Hi everyone,
I am looking for suggestions to speed up the following operation, which I need to frequently evaluate to construct a Jacobian matrix, and which accounts for approx. 80% of computation time for said Jacobian.

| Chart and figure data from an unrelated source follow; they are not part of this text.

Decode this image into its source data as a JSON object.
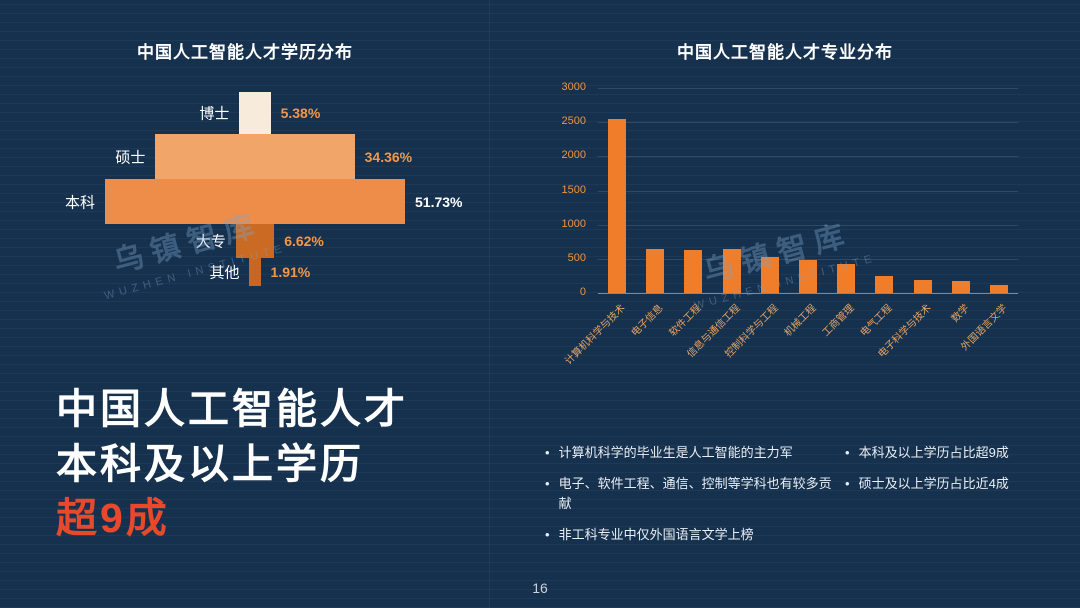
{
  "slide": {
    "page_number": "16"
  },
  "watermarks": [
    {
      "cn": "乌镇智库",
      "en": "WUZHEN INSTITUTE"
    },
    {
      "cn": "乌镇智库",
      "en": "WUZHEN INSTITUTE"
    }
  ],
  "headline": {
    "line1": "中国人工智能人才",
    "line2": "本科及以上学历",
    "line3": "超9成"
  },
  "bullets": {
    "left": [
      "计算机科学的毕业生是人工智能的主力军",
      "电子、软件工程、通信、控制等学科也有较多贡献",
      "非工科专业中仅外国语言文学上榜"
    ],
    "right": [
      "本科及以上学历占比超9成",
      "硕士及以上学历占比近4成"
    ]
  },
  "colors": {
    "background": "#16314e",
    "accent_orange": "#ef7d2a",
    "headline_accent": "#e8492b",
    "axis_text": "#ef9340"
  },
  "chart_data": [
    {
      "type": "bar",
      "variant": "funnel",
      "title": "中国人工智能人才学历分布",
      "categories": [
        "博士",
        "硕士",
        "本科",
        "大专",
        "其他"
      ],
      "values": [
        5.38,
        34.36,
        51.73,
        6.62,
        1.91
      ],
      "value_labels": [
        "5.38%",
        "34.36%",
        "51.73%",
        "6.62%",
        "1.91%"
      ],
      "bar_colors": [
        "#f7ecdc",
        "#f2a569",
        "#ee8c4a",
        "#cb6a22",
        "#c96621"
      ],
      "value_label_colors": [
        "#f29749",
        "#f29749",
        "#ffffff",
        "#f29749",
        "#f29749"
      ]
    },
    {
      "type": "bar",
      "title": "中国人工智能人才专业分布",
      "categories": [
        "计算机科学与技术",
        "电子信息",
        "软件工程",
        "信息与通信工程",
        "控制科学与工程",
        "机械工程",
        "工商管理",
        "电气工程",
        "电子科学与技术",
        "数学",
        "外国语言文学"
      ],
      "values": [
        2550,
        650,
        630,
        640,
        520,
        480,
        430,
        250,
        190,
        170,
        110
      ],
      "ylim": [
        0,
        3000
      ],
      "yticks": [
        0,
        500,
        1000,
        1500,
        2000,
        2500,
        3000
      ],
      "bar_color": "#ef7d2a",
      "grid": true,
      "legend_position": "none"
    }
  ]
}
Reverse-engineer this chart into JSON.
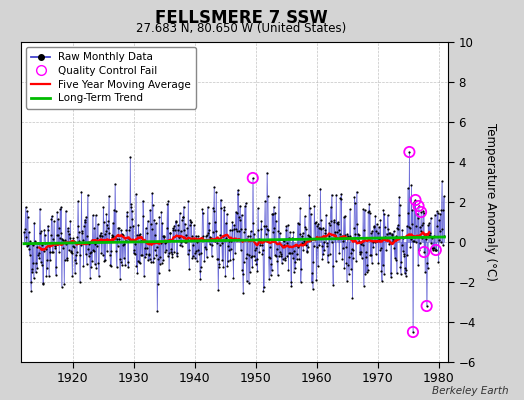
{
  "title": "FELLSMERE 7 SSW",
  "subtitle": "27.683 N, 80.650 W (United States)",
  "ylabel": "Temperature Anomaly (°C)",
  "attribution": "Berkeley Earth",
  "year_start": 1912,
  "year_end": 1980,
  "ylim": [
    -6,
    10
  ],
  "yticks": [
    -6,
    -4,
    -2,
    0,
    2,
    4,
    6,
    8,
    10
  ],
  "background_color": "#d4d4d4",
  "plot_bg_color": "#ffffff",
  "raw_line_color": "#4444cc",
  "raw_marker_color": "#000000",
  "qc_fail_color": "#ff00ff",
  "moving_avg_color": "#ff0000",
  "trend_color": "#00bb00",
  "seed": 42,
  "qc_times": [
    1949.5,
    1975.2,
    1975.8,
    1976.2,
    1976.7,
    1977.1,
    1977.6,
    1978.0,
    1979.5
  ],
  "qc_vals": [
    3.2,
    4.5,
    -4.5,
    2.1,
    1.8,
    1.5,
    -0.5,
    -3.2,
    -0.4
  ],
  "xticks": [
    1920,
    1930,
    1940,
    1950,
    1960,
    1970,
    1980
  ]
}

The expression I am evaluating is (S .* (S * (d .* S))) * X
where
- S is a n x n symmetric matrix
- d is a n x 1 column vector
- X is a n x p matrix
- n>>p, e.g. n = 100, p = 10
I tried a naive loop-implementation and one using LoopVectorization and Tullio, but both are substantially slower than the naive evaluation of my expression. Below is a code example:
using BenchmarkTools, Random, Tullio, LoopVectorization;
Random.seed!(1);
n = 100;
p = 10;
S = randn(n,n);
S = S'*S;
d = randn(n);
X = randn(n,p);
function naive_loop(S::Array{T,2},d::Vector{T},X::Array{T,2}) where T
out = similar(X)
@inbounds for i in 1:size(S,1)
@inbounds for l in 1:size(X,2)
out[i,l] = naive_inner_loop(S,d,X,i,l)
end
end
out
end
function naive_inner_loop(S::Array{T,2},d::Vector{T},X::Array{T,2},i::Int,l::Int) where T
r = zero(T)
@inbounds for j in 1:size(S,1)
@inbounds for k in 1:size(S,1)
r += S[i,j]*S[i,k]*S[j,k]*d[k]*X[j,l]
end
end
r
end
function tullio_loop(S::Array{T,2},d::Vector{T},X::Array{T,2}) where T
@tullio out[i,l] := @inbounds S[j,i]*S[k,i]*S[j,k]*d[k]*X[j,l]
end
@assert naive_loop(S,d,X) ≈ tullio_loop(S,d,X);
@assert tullio_loop(S,d,X) ≈ (S .* (S * (d .* S))) * X ;
@btime naive_loop($S,$d,$X) ;
# 10.543 ms (1 allocation: 7.94 KiB)
@btime tullio_loop($S,$d,$X) ;
# 1.306 ms (50 allocations: 10.56 KiB)
@btime ($S .* ($S * ($d .* $S))) * $X;
# 81.802 μs (7 allocations: 242.45 KiB)
Any help on how to speed up this operation is much appreciated.
Best regards,
Philipp